Le Cercle des poètes disparus. Quand Robin Williams était encore vivant et que je n’avais pas encore de barbe au menton. Il était le héros de mon adolescence, de Hook à Good Morning Vietnam, l’enfant dans un corps d’adulte, le monstre d’improvisation et de fantaisie qui sautait dans tous les sens. 

Il y a cette scène où il fait monter les étudiants sur son pupitre. Engoncés dans le conformisme des années 50, les élèves ont de la peine à se lâcher. Alors le professeur Keating (Williams) les force à déclamer de la poésie en les poussant de son bureau professoral. Remuez vos tripes, Ô capitaine mon capitaine, le jeune Ethan Hawke au visage d’ange qui découvre ses émotions.

Mais oui, vous savez, cette scène. 

Je chiale à chaque fois.

Maintenant, je connais, les larmes ne me prennent plus par surprise. Je repère les séquences qui précédent, je sens les frissons me parcourir les bras. La chair de poule. Mais quand la fameuse scène est là, je chiale comme l’ado des années 90 que j’étais.

Mais ça ne s’arrête pas là. Il y a aussi Vol au-dessus d’un nid de coucou, Milos Forman au sommet de son art, Jack Nicholson en rebelle foldingue. La séquence où Miss Fletcher interdit aux pensionnaires de regarder le match de baseball. Et McMurphy (Nicholson) s’assied quand même devant le poste éteint, et il commence à commenter un match qui n’existe pas. Alors les autres aliénés s’approchent du poste, et voient que le poste est éteint, mais ils voient aussi que McMurphy commente le match du poste éteint, et ils voient que McMurphy y croit, alors ils y croient aussi. Et moi aussi j’y crois aussi et je pleure comme une Madeleine dans mes coussins brodés. Mon chat n’y comprend rien. 

Et là encore, j’ai beau savoir que la scène arrive, j’ai beau me dire que c’est du cinéma, je suis ému.
Au fil des années, j’ai repéré quelques scènes comme ça qui me faisaient chialer à chaque fois, les fameuses sure-to-weep-like-a-baby-scenes. Je suis sûr que vous avez les vôtres. Donc moi, c’est: 

  • dans l’Eveil, la première fois que le Dr Sayer (Robin Williams) parvient à « réveiller » le patient Lowe (De Niro), malgré les réticences de son supérieur hiérarchique.

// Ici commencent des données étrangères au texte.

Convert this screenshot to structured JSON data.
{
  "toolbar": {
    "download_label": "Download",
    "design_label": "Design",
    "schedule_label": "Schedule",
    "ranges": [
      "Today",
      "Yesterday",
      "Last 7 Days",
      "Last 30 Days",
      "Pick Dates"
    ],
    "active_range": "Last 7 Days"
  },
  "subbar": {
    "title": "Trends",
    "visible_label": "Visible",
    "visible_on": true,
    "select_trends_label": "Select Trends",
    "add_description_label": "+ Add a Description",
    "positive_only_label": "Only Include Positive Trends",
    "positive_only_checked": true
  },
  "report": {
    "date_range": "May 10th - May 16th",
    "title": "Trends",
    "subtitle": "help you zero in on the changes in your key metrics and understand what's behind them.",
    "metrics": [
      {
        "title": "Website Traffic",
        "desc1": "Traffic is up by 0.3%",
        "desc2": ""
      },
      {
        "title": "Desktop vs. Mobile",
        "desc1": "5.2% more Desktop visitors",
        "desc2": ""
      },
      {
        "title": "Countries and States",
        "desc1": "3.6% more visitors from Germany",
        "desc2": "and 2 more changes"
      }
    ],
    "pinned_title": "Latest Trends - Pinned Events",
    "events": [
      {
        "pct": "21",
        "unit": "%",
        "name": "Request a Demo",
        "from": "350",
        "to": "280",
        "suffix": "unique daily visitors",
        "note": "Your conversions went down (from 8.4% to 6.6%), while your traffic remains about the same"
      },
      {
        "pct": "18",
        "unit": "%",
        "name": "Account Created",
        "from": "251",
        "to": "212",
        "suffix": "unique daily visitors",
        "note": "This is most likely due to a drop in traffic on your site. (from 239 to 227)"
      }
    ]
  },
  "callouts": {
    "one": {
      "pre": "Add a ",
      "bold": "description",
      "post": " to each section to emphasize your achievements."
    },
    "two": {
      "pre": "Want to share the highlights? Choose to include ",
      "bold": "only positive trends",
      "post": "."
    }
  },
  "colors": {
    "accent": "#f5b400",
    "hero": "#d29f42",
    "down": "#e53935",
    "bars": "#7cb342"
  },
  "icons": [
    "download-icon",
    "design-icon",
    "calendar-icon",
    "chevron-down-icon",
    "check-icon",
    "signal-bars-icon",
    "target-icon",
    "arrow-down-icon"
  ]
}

Passe la balle, hop, hop, je pleure;
  • dans Gandhi, à la fin de la marche du sel, lorsque des activistes non-violents souhaitent entrer dans une raffinerie de sel. Ils sont roués par les forces anglaises, sans jamais répondre par un geste violent. Pif, paf, voilà pour ta gueule, je chiale;
  • dans le Seigneur des Anneaux, lorsque Gandalf aide Pippin à allumer les feux d’alarme du Gondor malgré les ordres de Denethor. Woush woush, cadrage panoramique sur les crêtes des montagnes, mes yeux s’embuent à cent à l’heure;
  • dans Good Morning Vietnam, lorsque Kronauer (Robin Williams) désobéit à Dickerson en produisant quand même son émission de radio subversive. Je jubile et verse une larme antimilitariste;
  • dans les Evadés, lorsque Andy Dufresne (Tim Robbins) parvient à s’évader par les égouts et lève les bras au ciel sous le déluge. Ça me coule des deux yeux, autour du nez, que d’eau, que d’eau.

Vous voyez le pattern? (outre le fait que Robin Williams m’émeuve particulièrement)

Hein, le pattern?
La désobéissance. La résistance à l’autorité. Le pouvoir de l’imagination et l’espoir inaltérable.

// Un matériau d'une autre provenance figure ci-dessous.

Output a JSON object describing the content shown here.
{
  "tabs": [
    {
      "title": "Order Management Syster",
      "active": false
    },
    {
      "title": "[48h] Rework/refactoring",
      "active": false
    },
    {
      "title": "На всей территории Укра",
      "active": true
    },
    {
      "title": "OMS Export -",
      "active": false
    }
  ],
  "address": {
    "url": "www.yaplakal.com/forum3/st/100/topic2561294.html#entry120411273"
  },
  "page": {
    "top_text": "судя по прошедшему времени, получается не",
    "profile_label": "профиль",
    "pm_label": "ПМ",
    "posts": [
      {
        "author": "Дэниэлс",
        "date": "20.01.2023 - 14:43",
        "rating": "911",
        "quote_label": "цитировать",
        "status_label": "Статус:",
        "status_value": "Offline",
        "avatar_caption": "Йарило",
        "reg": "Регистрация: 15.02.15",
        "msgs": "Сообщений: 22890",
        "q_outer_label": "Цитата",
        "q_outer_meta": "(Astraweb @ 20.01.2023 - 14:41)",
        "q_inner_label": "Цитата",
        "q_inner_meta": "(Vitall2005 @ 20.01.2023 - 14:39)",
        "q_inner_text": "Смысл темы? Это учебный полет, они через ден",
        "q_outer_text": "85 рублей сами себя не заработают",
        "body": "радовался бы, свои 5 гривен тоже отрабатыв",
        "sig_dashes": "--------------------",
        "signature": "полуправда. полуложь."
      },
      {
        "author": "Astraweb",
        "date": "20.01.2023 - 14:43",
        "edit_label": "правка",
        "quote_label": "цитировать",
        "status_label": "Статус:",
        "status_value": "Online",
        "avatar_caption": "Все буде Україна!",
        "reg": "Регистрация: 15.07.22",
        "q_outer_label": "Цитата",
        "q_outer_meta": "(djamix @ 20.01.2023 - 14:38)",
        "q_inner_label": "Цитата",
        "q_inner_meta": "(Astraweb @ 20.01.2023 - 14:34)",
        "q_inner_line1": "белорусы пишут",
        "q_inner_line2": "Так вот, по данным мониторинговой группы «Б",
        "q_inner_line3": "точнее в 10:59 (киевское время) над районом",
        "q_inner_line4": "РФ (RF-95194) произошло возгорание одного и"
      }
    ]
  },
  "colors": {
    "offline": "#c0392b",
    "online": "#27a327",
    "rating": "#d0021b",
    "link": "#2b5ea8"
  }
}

J’avais entendu qu’en tant qu’individu, on était plus sensibles émotionnellement à certaines thématiques qu’à d’autres. Ça va de pair avec la théorie des cinq blessures fondamentales qui peuvent nous caractériser: je ne tique pas face à l’injustice comme d’autres tiquent sur l’ingratitude, par exemple.

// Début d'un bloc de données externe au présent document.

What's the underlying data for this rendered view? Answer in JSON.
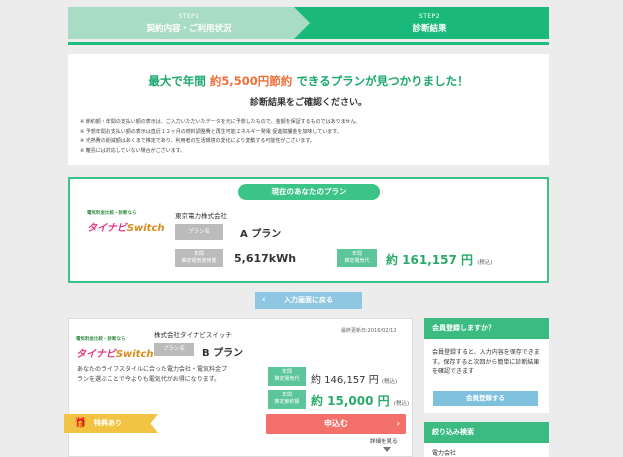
{
  "steps": [
    {
      "label": "STEP1",
      "title": "契約内容・ご利用状況"
    },
    {
      "label": "STEP2",
      "title": "診断結果"
    }
  ],
  "summary": {
    "headline_pre": "最大で年間",
    "headline_amount": "約5,500円節約",
    "headline_post": "できるプランが見つかりました！",
    "subhead": "診断結果をご確認ください。",
    "notes": [
      "※ 節約額・年間の支払い額の表示は、ご入力いただいたデータを元に予想したもので、金額を保証するものではありません。",
      "※ 予想年間お支払い額の表示は直近１２ヶ月の燃料調整費と再生可能エネルギー発電 促進賦課金を加味しています。",
      "※ 光熱費の削減額はあくまで推定であり、利用者の生活環境の変化により変動する可能性がございます。",
      "※ 離島には対応していない場合がございます。"
    ]
  },
  "current_plan": {
    "badge": "現在のあなたのプラン",
    "logo_small": "電気料金比較・診断なら",
    "logo_brand": "タイナビ",
    "logo_switch": "Switch",
    "company": "東京電力株式会社",
    "plan_tag": "プラン名",
    "plan_name": "A プラン",
    "usage_tag_line1": "年間",
    "usage_tag_line2": "推定電気使用量",
    "usage_value": "5,617kWh",
    "cost_tag_line1": "年間",
    "cost_tag_line2": "推定電気代",
    "cost_value": "約 161,157 円",
    "cost_suffix": "(税込)"
  },
  "back_button": {
    "icon": "chevron-left-icon",
    "label": "入力画面に戻る"
  },
  "result_card": {
    "logo_small": "電気料金比較・診断なら",
    "logo_brand": "タイナビ",
    "logo_switch": "Switch",
    "company": "株式会社タイナビスイッチ",
    "date": "最終更新日:2016/02/12",
    "plan_tag": "プラン名",
    "plan_name": "B プラン",
    "description": "あなたのライフスタイルに合った電力会社・電気料金プランを選ぶことで今よりも電気代がお得になります。",
    "cost_tag_line1": "年間",
    "cost_tag_line2": "推定電気代",
    "cost_value": "約 146,157 円",
    "cost_suffix": "(税込)",
    "save_tag_line1": "年間",
    "save_tag_line2": "推定節約額",
    "save_value": "約 15,000 円",
    "save_suffix": "(税込)",
    "benefit_label": "特典あり",
    "benefit_icon": "gift-icon",
    "apply_label": "申込む",
    "details_label": "詳細を見る"
  },
  "sidebar": {
    "register_title": "会員登録しますか？",
    "register_text": "会員登録すると、入力内容を保存できます。保存すると次回から簡単に診断結果を確認できます",
    "register_button": "会員登録する",
    "filter_title": "絞り込み検索",
    "filter_item": "電力会社"
  },
  "colors": {
    "accent": "#1ab97a",
    "highlight": "#ef6f3a",
    "apply": "#f4716b",
    "benefit": "#f3c443"
  }
}
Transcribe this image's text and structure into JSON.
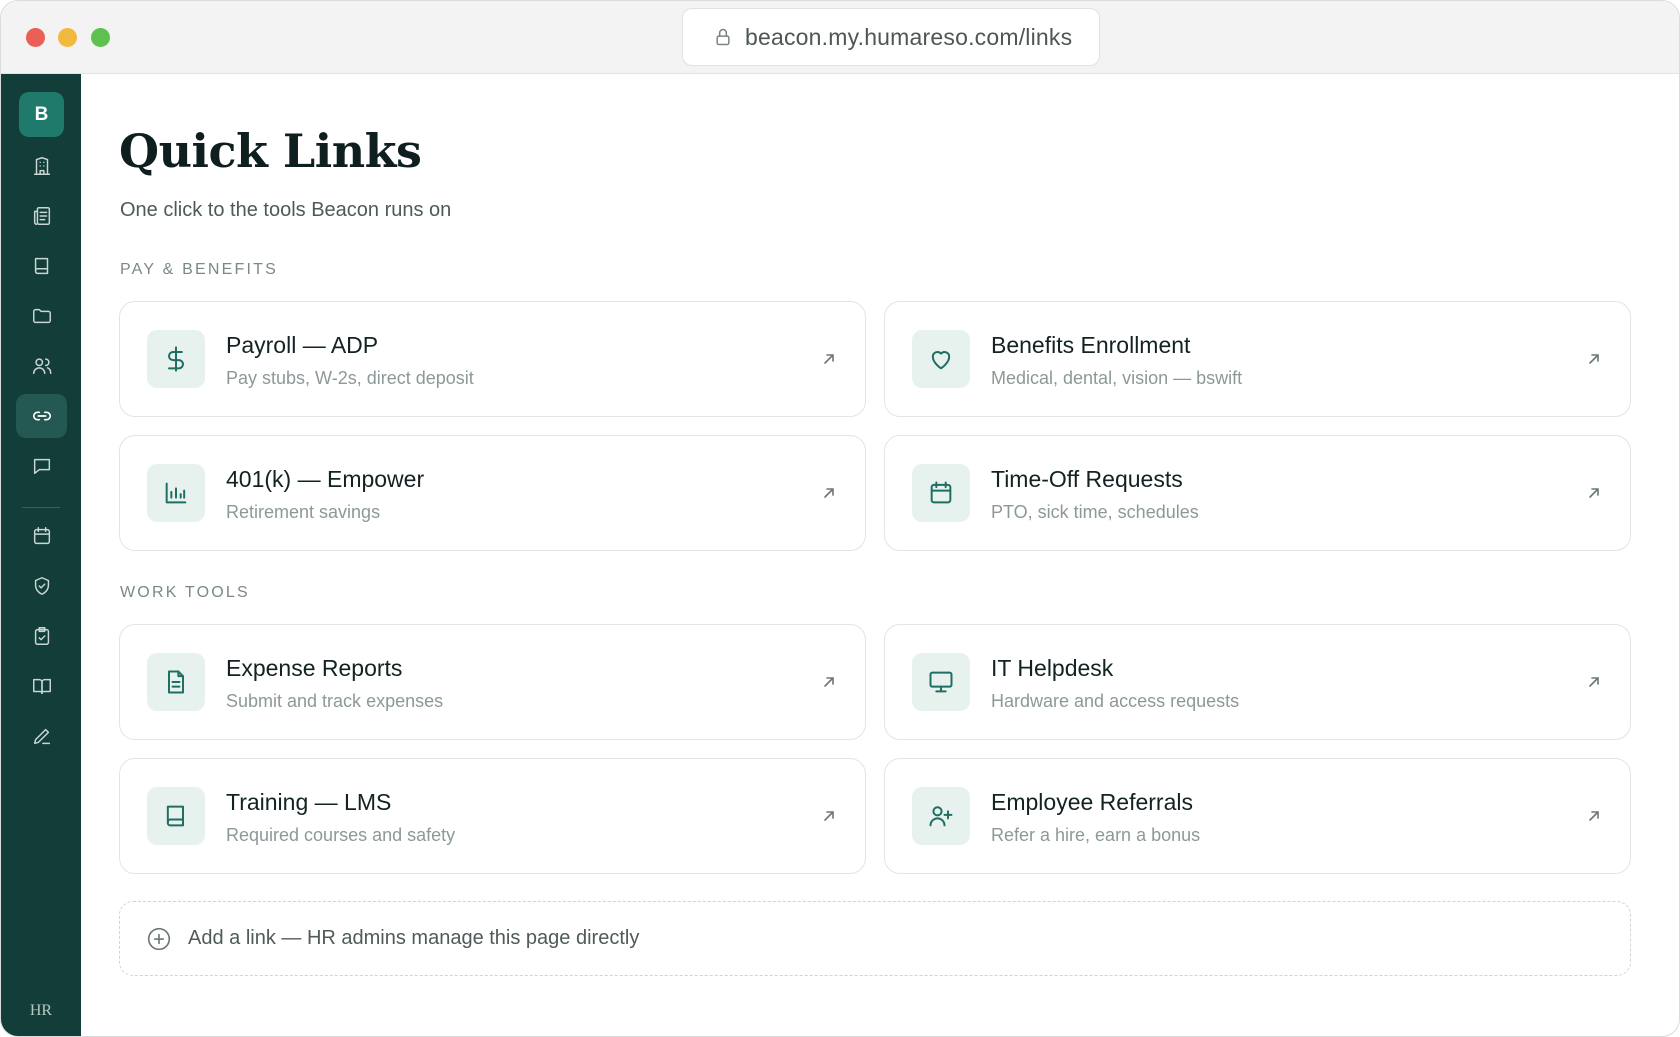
{
  "browser": {
    "url": "beacon.my.humareso.com/links"
  },
  "sidebar": {
    "brand_letter": "B",
    "footer": "HR",
    "items": [
      {
        "icon": "building-icon"
      },
      {
        "icon": "newspaper-icon"
      },
      {
        "icon": "book-icon"
      },
      {
        "icon": "folder-icon"
      },
      {
        "icon": "users-icon"
      },
      {
        "icon": "link-icon",
        "active": true
      },
      {
        "icon": "chat-icon"
      },
      {
        "icon": "calendar-icon"
      },
      {
        "icon": "shield-check-icon"
      },
      {
        "icon": "clipboard-check-icon"
      },
      {
        "icon": "open-book-icon"
      },
      {
        "icon": "pen-icon"
      }
    ]
  },
  "page": {
    "title": "Quick Links",
    "subtitle": "One click to the tools Beacon runs on"
  },
  "sections": [
    {
      "label": "PAY & BENEFITS",
      "cards": [
        {
          "title": "Payroll — ADP",
          "subtitle": "Pay stubs, W-2s, direct deposit",
          "icon": "dollar-icon"
        },
        {
          "title": "Benefits Enrollment",
          "subtitle": "Medical, dental, vision — bswift",
          "icon": "heart-icon"
        },
        {
          "title": "401(k) — Empower",
          "subtitle": "Retirement savings",
          "icon": "bar-chart-icon"
        },
        {
          "title": "Time-Off Requests",
          "subtitle": "PTO, sick time, schedules",
          "icon": "calendar-icon"
        }
      ]
    },
    {
      "label": "WORK TOOLS",
      "cards": [
        {
          "title": "Expense Reports",
          "subtitle": "Submit and track expenses",
          "icon": "document-icon"
        },
        {
          "title": "IT Helpdesk",
          "subtitle": "Hardware and access requests",
          "icon": "monitor-icon"
        },
        {
          "title": "Training — LMS",
          "subtitle": "Required courses and safety",
          "icon": "book-icon"
        },
        {
          "title": "Employee Referrals",
          "subtitle": "Refer a hire, earn a bonus",
          "icon": "user-plus-icon"
        }
      ]
    }
  ],
  "add_link": {
    "label": "Add a link — HR admins manage this page directly"
  },
  "colors": {
    "sidebar_bg": "#123d38",
    "brand_bg": "#1f7a6b",
    "icon_tint": "#1f6e62",
    "icon_box_bg": "#e7f2ef"
  }
}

Là, à travers ces scènes de film qui me retournent les glandes lacrymales, je crois que je touche à une part essentielle de mon être: en irrémédiable optimiste, je sais qu’il y a toujours un chemin possible, même à travers les coups sur la tronche et les revers de fortune. La thérapie par les scènes qui font chialer. La catharsis par le cinéma.

Allez-y. 

Faites l’inventaire pour vos scènes à vous, et trouvez votre pattern.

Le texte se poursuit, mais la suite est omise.